I didn’t want to name a specific city or neighborhood for the same reasons—and also because I wanted kids to say that’s my neighborhood, that’s my life, and have them all be right. I was trying to create the universal out of particulars.

Maybe, influence from literary god Gabriel Garcia Marquez had something to do with my naming and unnaming as well.

If it’s not clear already, I’ll come out and say this novel is very complex. There’s a lot Macy grapples with, and the book deftly avoids neat answers. Several things seem open-ended, including the story’s satisfying conclusion, but one thing that’s stuck with me is Macy’s relationship with her friend Alma. Issues of gender presentation and sexuality seem to be part of their relationship’s texture, especially in the ways their emerging identities seem to differ. Could you unpack this for me a little more?

Funny, but I almost need Macy to write another dictionary to define her sexuality. A part of Macy is shielding herself from sexual predation by hiding in her sweatshirt.

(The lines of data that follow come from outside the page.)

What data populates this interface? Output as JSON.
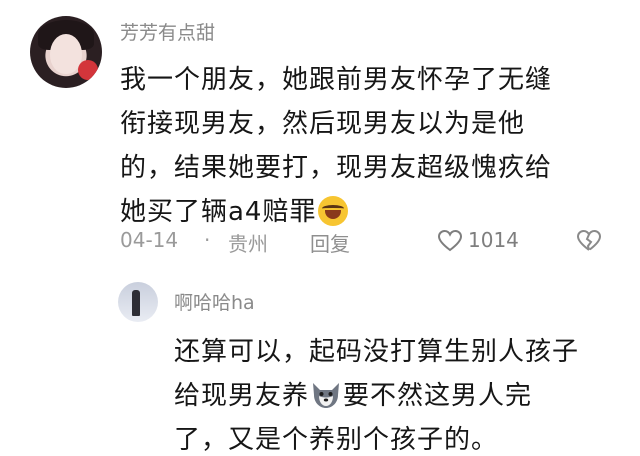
{
  "main_comment": {
    "username": "芳芳有点甜",
    "lines": [
      "我一个朋友，她跟前男友怀孕了无缝",
      "衔接现男友，然后现男友以为是他",
      "的，结果她要打，现男友超级愧疚给",
      "她买了辆a4赔罪"
    ],
    "emoji_icon": "laughing-crying-emoji-icon",
    "date": "04-14",
    "separator": "·",
    "location": "贵州",
    "reply_label": "回复",
    "likes": "1014"
  },
  "reply_comment": {
    "username": "啊哈哈ha",
    "line1": "还算可以，起码没打算生别人孩子",
    "line2_before": "给现男友养",
    "line2_after": "要不然这男人完",
    "line3": "了，又是个养别个孩子的。",
    "emoji_icon": "husky-dog-emoji-icon"
  },
  "colors": {
    "text_primary": "#161616",
    "text_secondary": "#8a8a8a",
    "background": "#ffffff"
  }
}
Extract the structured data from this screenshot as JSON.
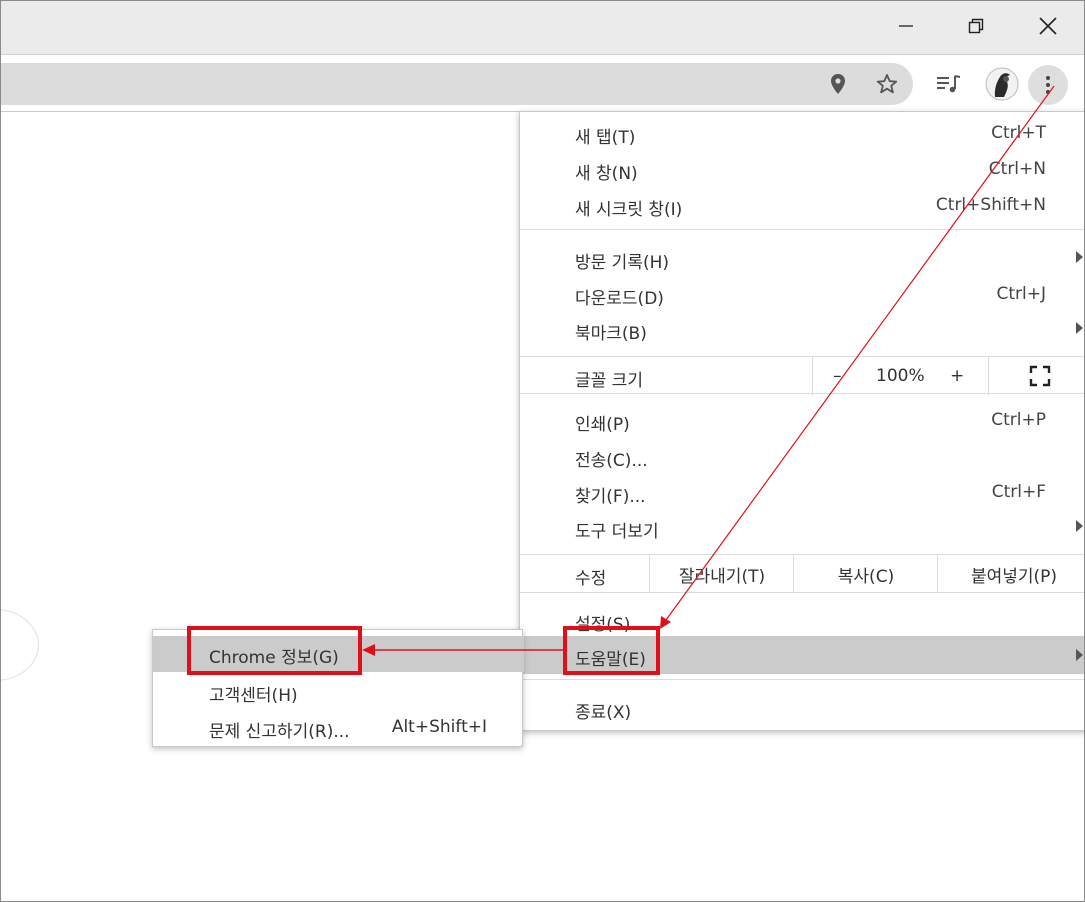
{
  "window": {
    "minimize_icon": "minimize-icon",
    "restore_icon": "restore-icon",
    "close_icon": "close-icon"
  },
  "toolbar": {
    "location_icon": "location-pin-icon",
    "star_icon": "bookmark-star-icon",
    "media_icon": "media-queue-icon",
    "menu_icon": "three-dot-menu-icon"
  },
  "main_menu": {
    "new_tab": {
      "label": "새 탭(T)",
      "shortcut": "Ctrl+T"
    },
    "new_window": {
      "label": "새 창(N)",
      "shortcut": "Ctrl+N"
    },
    "incognito": {
      "label": "새 시크릿 창(I)",
      "shortcut": "Ctrl+Shift+N"
    },
    "history": {
      "label": "방문 기록(H)"
    },
    "downloads": {
      "label": "다운로드(D)",
      "shortcut": "Ctrl+J"
    },
    "bookmarks": {
      "label": "북마크(B)"
    },
    "zoom": {
      "label": "글꼴 크기",
      "minus": "–",
      "value": "100%",
      "plus": "+"
    },
    "print": {
      "label": "인쇄(P)",
      "shortcut": "Ctrl+P"
    },
    "cast": {
      "label": "전송(C)..."
    },
    "find": {
      "label": "찾기(F)...",
      "shortcut": "Ctrl+F"
    },
    "more_tools": {
      "label": "도구 더보기"
    },
    "edit": {
      "label": "수정",
      "cut": "잘라내기(T)",
      "copy": "복사(C)",
      "paste": "붙여넣기(P)"
    },
    "settings": {
      "label": "설정(S)"
    },
    "help": {
      "label": "도움말(E)"
    },
    "exit": {
      "label": "종료(X)"
    }
  },
  "help_submenu": {
    "about": {
      "label": "Chrome 정보(G)"
    },
    "help_center": {
      "label": "고객센터(H)"
    },
    "report_issue": {
      "label": "문제 신고하기(R)...",
      "shortcut": "Alt+Shift+I"
    }
  },
  "colors": {
    "annotation_red": "#e0101a",
    "highlight": "#cbcbcb"
  }
}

Another part is eschewing the body, the flesh, in favor of the soul (Alma). In the timeline of the book and unbeknownst to herself, Macy is somewhere between a gray ace and a demisexual. Can you imagine Macy’s first kiss?

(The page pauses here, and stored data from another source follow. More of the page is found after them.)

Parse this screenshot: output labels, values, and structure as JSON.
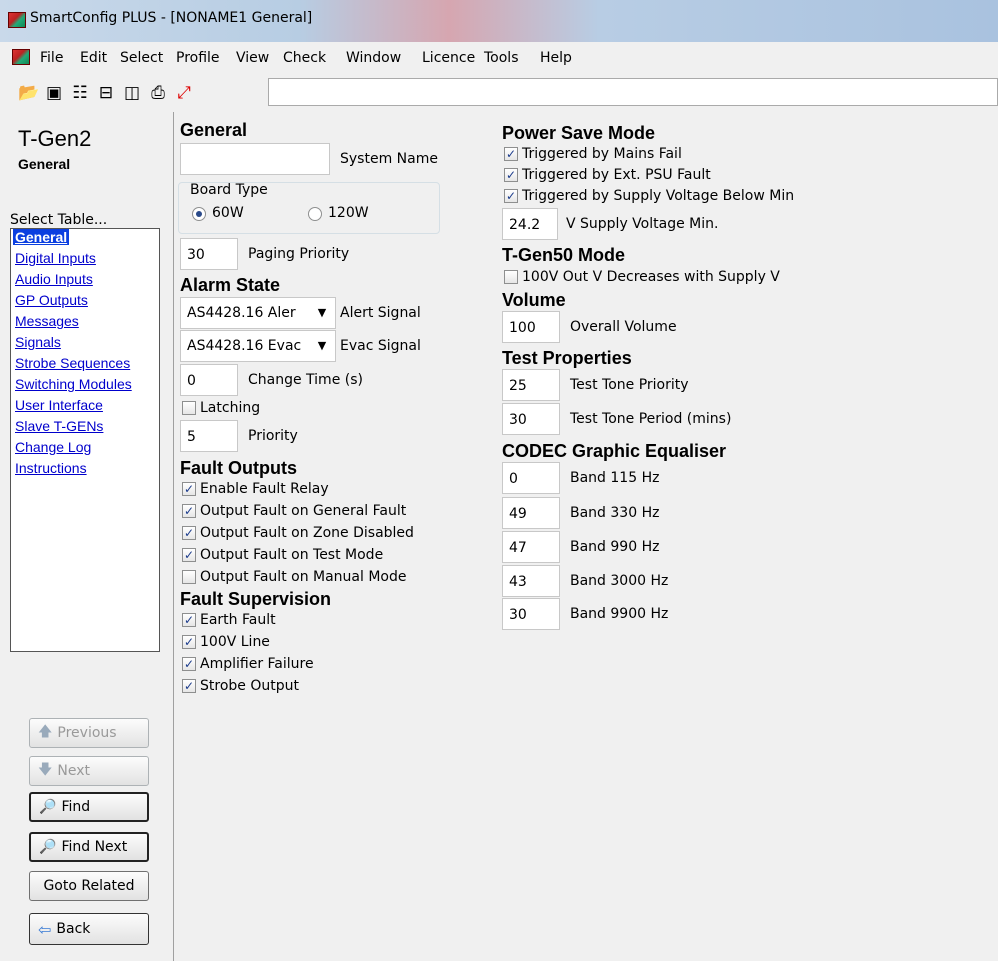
{
  "window": {
    "title": "SmartConfig PLUS - [NONAME1   General]"
  },
  "menu": [
    "File",
    "Edit",
    "Select",
    "Profile",
    "View",
    "Check",
    "Window",
    "Licence",
    "Tools",
    "Help"
  ],
  "sidebar": {
    "device": "T-Gen2",
    "page": "General",
    "select_label": "Select Table...",
    "items": [
      "General",
      "Digital Inputs",
      "Audio Inputs",
      "GP Outputs",
      "Messages",
      "Signals",
      "Strobe Sequences",
      "Switching Modules",
      "User Interface",
      "Slave T-GENs",
      "Change Log",
      "Instructions"
    ],
    "buttons": {
      "previous": "Previous",
      "next": "Next",
      "find": "Find",
      "find_next": "Find Next",
      "goto_related": "Goto Related",
      "back": "Back"
    }
  },
  "general": {
    "heading": "General",
    "system_name": {
      "value": "",
      "label": "System Name"
    },
    "board_type": {
      "label": "Board Type",
      "options": [
        "60W",
        "120W"
      ],
      "selected": "60W"
    },
    "paging_priority": {
      "value": "30",
      "label": "Paging Priority"
    }
  },
  "alarm_state": {
    "heading": "Alarm State",
    "alert_signal": {
      "value": "AS4428.16 Aler",
      "label": "Alert Signal"
    },
    "evac_signal": {
      "value": "AS4428.16 Evac",
      "label": "Evac Signal"
    },
    "change_time": {
      "value": "0",
      "label": "Change Time (s)"
    },
    "latching": {
      "label": "Latching",
      "checked": false
    },
    "priority": {
      "value": "5",
      "label": "Priority"
    }
  },
  "fault_outputs": {
    "heading": "Fault Outputs",
    "items": [
      {
        "label": "Enable Fault Relay",
        "checked": true
      },
      {
        "label": "Output Fault on General Fault",
        "checked": true
      },
      {
        "label": "Output Fault on Zone Disabled",
        "checked": true
      },
      {
        "label": "Output Fault on Test Mode",
        "checked": true
      },
      {
        "label": "Output Fault on Manual Mode",
        "checked": false
      }
    ]
  },
  "fault_supervision": {
    "heading": "Fault Supervision",
    "items": [
      {
        "label": "Earth Fault",
        "checked": true
      },
      {
        "label": "100V Line",
        "checked": true
      },
      {
        "label": "Amplifier Failure",
        "checked": true
      },
      {
        "label": "Strobe Output",
        "checked": true
      }
    ]
  },
  "power_save": {
    "heading": "Power Save Mode",
    "items": [
      {
        "label": "Triggered by Mains Fail",
        "checked": true
      },
      {
        "label": "Triggered by Ext. PSU Fault",
        "checked": true
      },
      {
        "label": "Triggered by Supply Voltage Below Min",
        "checked": true
      }
    ],
    "supply_min": {
      "value": "24.2",
      "label": "V Supply Voltage Min."
    }
  },
  "tgen50": {
    "heading": "T-Gen50 Mode",
    "item": {
      "label": "100V Out V Decreases with Supply V",
      "checked": false
    }
  },
  "volume": {
    "heading": "Volume",
    "overall": {
      "value": "100",
      "label": "Overall Volume"
    }
  },
  "test_properties": {
    "heading": "Test Properties",
    "tone_priority": {
      "value": "25",
      "label": "Test Tone Priority"
    },
    "tone_period": {
      "value": "30",
      "label": "Test Tone Period (mins)"
    }
  },
  "codec": {
    "heading": "CODEC Graphic Equaliser",
    "bands": [
      {
        "value": "0",
        "label": "Band 115 Hz"
      },
      {
        "value": "49",
        "label": "Band 330 Hz"
      },
      {
        "value": "47",
        "label": "Band 990 Hz"
      },
      {
        "value": "43",
        "label": "Band 3000 Hz"
      },
      {
        "value": "30",
        "label": "Band 9900 Hz"
      }
    ]
  }
}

The novel showcases the amazing internal resources Macy has. In order to survive, she’s had to develop a range of intelligences and competencies, yet she has a very complex, adversarial relationship to school. So often, education is hailed as the panacea for social ills, yet Macy isn’t well-served by the educational system. Neither are her friends—a potential valedictorian and a person who’s mentally-divergent. This is bold commentary from someone who’s herself highly educated and an educator. What do you hope to bring to light in this critique?

Education saved me. Education could save Macy. But education—understaffed, under-resourced, overworked educators, cannot be the only answer. I have worked with saints. In all my years as a public educator, almost every one of my colleagues (Shout out to Erica Almaraz, Collete Knight, and Irene Medillin, etc.) were highly-qualified, dedicated, and passionate about their students’ success. This book isn’t a critique of education.

It’s a critique of the unreasonable weight we place on educators and Child Protective Services. (Bear in mind, that Macy’s view of educators and CPS is skewed.) But the truth remains, this country doesn’t have its damn priorities straight.

Today, February 15th, we are mourning the dead in yet another school shooting. School cannot protect children against the violence our government enacts against its people with institutionalized racism and sexism; with corporate interests held above the interests of our environment, our children; with the lives of whites, particularly white males, as inherently more important than anyone else’s.

Oh, my dear Alma. I mourn her loss too. I envision Macy on a quest to find her and save her from her uncle. I was very intentional in having a beautiful, bright, promising young lady end up as a victim of rape and sexual slavery. We live in rape culture. Well before I became published, this has been a subject of my work. Sexual abuse is—hopefully was—a rite of passage for women. How many women, girls, do you know that have been harassed, abused? With Alma, I wanted to mourn and critique the fact that no matter how educated, how accomplished, how talented, women are still not safe.